There’s another movement in Germany modeled on the Italian Fascists and the “Bavarian Hittlerites,” the Pan German Workers’ Party in Berlin. The Bavarian Parliament discusses the “Hittlerite” fascists for the first time; the interior minister admits that the movement is in a few points unacceptable but the rest can be accepted and Bavaria is strong enough “to cope alone with excesses of radicalism from either Left or Right.” So that’s okay then.

The French Senate rejects women’s suffrage, 156-134.

Exiled former sultan of Turkey Mohammed VI sends a message to Constantinople asking about all the wives he left behind when he fled. “All are well and happy,” he is informed.

In that referendum in Bulgaria, 75% vote to convict 22 former ministers of treason for getting the country into the Great War.

The Legislature of British Columbia votes unanimously to ask the federal government to ban immigration by Asiatics.

At the Lausanne Conference, Mussolini, “short and radiant,” tells a reporter that “There is not a bit of altruism in our foreign policy,” which is “nothing for nothing.”

Rebecca Latimer Felton is sworn in as US senator.

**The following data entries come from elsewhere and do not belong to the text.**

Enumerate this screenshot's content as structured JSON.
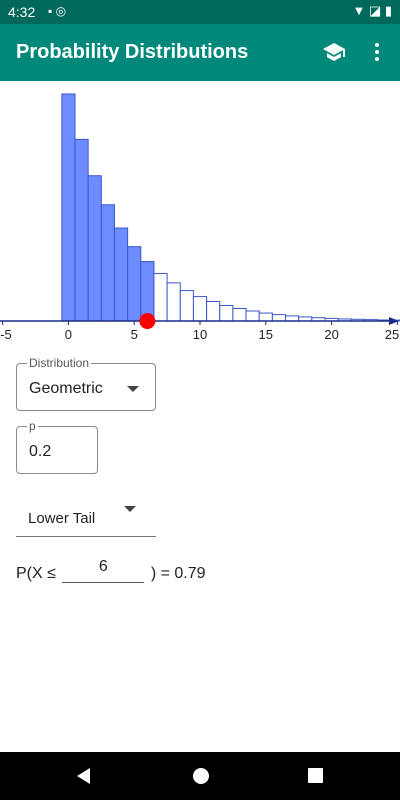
{
  "status_bar": {
    "time": "4:32",
    "left_icons": "▪ ◎",
    "right_icons": "▼ ◪ ▮"
  },
  "app_bar": {
    "title": "Probability Distributions",
    "school_icon": "school-icon",
    "more_icon": "more-vert-icon"
  },
  "chart_data": {
    "type": "bar",
    "x_ticks": [
      -5,
      0,
      5,
      10,
      15,
      20,
      25
    ],
    "xlim": [
      -5.2,
      25.2
    ],
    "ylim": [
      0,
      0.2
    ],
    "p": 0.2,
    "x": [
      0,
      1,
      2,
      3,
      4,
      5,
      6,
      7,
      8,
      9,
      10,
      11,
      12,
      13,
      14,
      15,
      16,
      17,
      18,
      19,
      20,
      21,
      22,
      23,
      24,
      25
    ],
    "values": [
      0.2,
      0.16,
      0.128,
      0.1024,
      0.0819,
      0.0655,
      0.0524,
      0.0419,
      0.0336,
      0.0268,
      0.0215,
      0.0172,
      0.0137,
      0.011,
      0.0088,
      0.007,
      0.0056,
      0.0045,
      0.0036,
      0.0029,
      0.0023,
      0.0018,
      0.0015,
      0.0012,
      0.0009,
      0.0008
    ],
    "highlight_upto": 6,
    "marker_x": 6,
    "colors": {
      "filled": "#6e8cff",
      "filled_stroke": "#3a56c8",
      "empty_stroke": "#3a56c8",
      "axis": "#1a2c8a",
      "marker": "#ff0000"
    }
  },
  "form": {
    "distribution": {
      "label": "Distribution",
      "value": "Geometric"
    },
    "parameter": {
      "label": "p",
      "value": "0.2"
    },
    "tail": {
      "value": "Lower Tail"
    },
    "probability": {
      "prefix": "P(X ≤",
      "input_value": "6",
      "suffix": ") = 0.79"
    }
  },
  "nav_bar": {
    "back_icon": "back-icon",
    "home_icon": "home-icon",
    "recents_icon": "recents-icon"
  }
}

First woman in the Senate, last slave-owner, 87 years old.

British PM Bonar Law refuses to meet a deputation of the unemployed, who have marched to London.

Ramsay MacDonald (or Macdonald, as the NYT misspells it) is elected leader of the Labour Party by Labour MPs, replacing J.R. Clynes, who led the party to electoral victory last week.

Kansas Attorney General Richard Hopkins files suit against 7 KKK state officials, since the Klan don’t have a charter to do business in Kansas. He wants it banned from holding meetings where the participants are concealed, fomenting racial/religious hostilities, and assembling to do unlawful things.